Mean Blonde Kid decides to go on and try to take out Ralph Macchio's leg, right, but it doesn't work, because Macchio is the Hero and the Hero always wins--and NotQuiteAsMean Blonde Kid obviously hates himself for it and is all, I love you--I mean, is all *grovel* *simper* *second place* after Ralph Macchio has beaten him. Dude has just kicked this kid's ass, humiliated him in front of his Sensai, whom you just know is going to berate him all the way home with "Couldn't even beat an injured fighter, you whimp!" not to mention gotten the girl, and Blonde Kid is still all, *♥*
Blonde kid is still a bully. He still sucks because he made that choice to go ahead and do the wrong thing in a moment of pressure. But you can't quite hate him, because he's obviously gained new respect for Our Hero, and because Ralph Macchio is Heroic, he forgives him on the spot because he is a gracious winner. This is obviously not quite like Draco cheating at Quidditch and the stakes involving who catching the Snitch. It's interesting, I think, that you can draw the parallels of fighting in a game out to a certain extent, and still not get to the crucial issue here, because in the Karate Kid, it is still a game, and the question of whether or not to deliberately injure someone in a competition isn't the same as whether to point your wand at them and say 'Avada Kedavra.'
It makes me wonder what sorts of moral limits there are in the wizarding world. Beyond the Unforgivables. Would Draco use Crucio on someone? We've seen that Harry would. Would Draco force someone to take Veritaserum and then blackmail them based on the information they revealed? Would Harry? Would they ever have to make the choice of whether or not to obey someone who wanted them to go beyond their personal morality?

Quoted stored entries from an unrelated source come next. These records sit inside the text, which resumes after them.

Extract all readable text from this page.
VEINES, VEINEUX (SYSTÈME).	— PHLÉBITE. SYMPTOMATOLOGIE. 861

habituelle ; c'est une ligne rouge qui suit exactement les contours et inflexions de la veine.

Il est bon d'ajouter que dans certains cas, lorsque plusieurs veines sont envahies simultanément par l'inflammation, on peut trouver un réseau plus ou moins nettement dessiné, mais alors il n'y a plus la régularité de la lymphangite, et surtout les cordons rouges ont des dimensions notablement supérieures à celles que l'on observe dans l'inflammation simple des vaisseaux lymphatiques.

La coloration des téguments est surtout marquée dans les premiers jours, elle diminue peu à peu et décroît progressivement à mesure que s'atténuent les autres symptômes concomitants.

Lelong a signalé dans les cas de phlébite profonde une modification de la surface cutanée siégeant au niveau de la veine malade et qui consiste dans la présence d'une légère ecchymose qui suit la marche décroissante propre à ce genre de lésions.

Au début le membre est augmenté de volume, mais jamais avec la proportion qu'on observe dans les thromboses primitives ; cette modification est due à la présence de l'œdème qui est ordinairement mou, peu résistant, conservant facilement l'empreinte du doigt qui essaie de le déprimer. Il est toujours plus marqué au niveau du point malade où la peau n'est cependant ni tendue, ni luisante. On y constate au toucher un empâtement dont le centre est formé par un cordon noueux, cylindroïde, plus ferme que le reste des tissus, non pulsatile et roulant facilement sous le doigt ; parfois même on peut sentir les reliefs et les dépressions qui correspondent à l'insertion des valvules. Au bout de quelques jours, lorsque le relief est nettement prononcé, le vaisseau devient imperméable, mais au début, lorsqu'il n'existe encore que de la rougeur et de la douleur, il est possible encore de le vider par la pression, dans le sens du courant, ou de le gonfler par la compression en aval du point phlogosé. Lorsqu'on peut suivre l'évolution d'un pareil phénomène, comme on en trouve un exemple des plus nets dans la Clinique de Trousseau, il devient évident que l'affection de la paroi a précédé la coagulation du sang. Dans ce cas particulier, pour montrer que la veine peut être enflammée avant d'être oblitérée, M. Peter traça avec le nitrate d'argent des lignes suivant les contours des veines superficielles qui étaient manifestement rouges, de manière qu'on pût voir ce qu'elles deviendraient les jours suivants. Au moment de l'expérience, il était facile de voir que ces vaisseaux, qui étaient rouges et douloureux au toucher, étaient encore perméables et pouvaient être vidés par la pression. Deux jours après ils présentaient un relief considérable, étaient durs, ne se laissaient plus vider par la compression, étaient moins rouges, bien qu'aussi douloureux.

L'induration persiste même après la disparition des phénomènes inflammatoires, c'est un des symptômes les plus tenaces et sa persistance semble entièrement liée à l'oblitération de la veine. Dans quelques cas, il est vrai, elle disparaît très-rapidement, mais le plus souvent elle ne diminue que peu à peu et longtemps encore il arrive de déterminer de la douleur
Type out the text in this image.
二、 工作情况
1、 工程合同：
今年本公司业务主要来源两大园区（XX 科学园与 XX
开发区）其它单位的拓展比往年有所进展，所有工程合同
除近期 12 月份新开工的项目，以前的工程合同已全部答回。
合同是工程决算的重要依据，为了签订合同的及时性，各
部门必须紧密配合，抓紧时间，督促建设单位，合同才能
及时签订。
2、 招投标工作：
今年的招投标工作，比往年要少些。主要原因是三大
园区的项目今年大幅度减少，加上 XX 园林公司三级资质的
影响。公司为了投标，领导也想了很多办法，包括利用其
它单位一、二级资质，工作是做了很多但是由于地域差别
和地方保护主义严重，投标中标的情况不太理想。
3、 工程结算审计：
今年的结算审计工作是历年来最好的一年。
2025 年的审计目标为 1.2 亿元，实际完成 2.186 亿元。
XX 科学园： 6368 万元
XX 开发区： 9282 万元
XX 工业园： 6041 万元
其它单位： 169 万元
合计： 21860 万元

And, if that happened, would it be okay? Could we forgive them? Could they forgive each other? That was a pretty shitty thing Blonde Kid did--the equivalent of kicking a competitor already down with jelly-legs. But we've forgiven him by the end because, hey, the Karate Kid did, and we're all feeling gracious, and besides, can't you tell he's sorry for what he did? (Ah, the 80's, a time of clearer moral values and keener moral judgments. Snerk.) Not only that, but far more importantly--he's just a kid.
It makes me reflect that Draco isn't yet off the playing field mentally. He's still, just a kid. The thing between him and Harry has always still been about Quidditch to him, at least until his father is taken. Harry hasn't been a kid in so many ways for years, and Quidditch is the only competition of his life that is just a game. Draco should get to play the "he's just a kid" card, at least once--but will he, in a world where his main rival has been forced so far ahead of him for years, in a world where he's really not ready for the stakes and the seriousness of the competition ahead of him?
Selfishly, protectively, I don't want to see Draco go the way of the bully in the Karate Kid. I want him to understand for himself where his moral limits are, learn them before they are tested, and be able to hold fast to them. If, however, it takes being faced with a real choice in order to know where his morality lies, in order for him to establish his own moral code, then I'd be all for it.
Except that one wrong choice in this world, in this war, might be the only wrong choice he ever gets to make. And all his feeling sorry for it after the fact might be too late.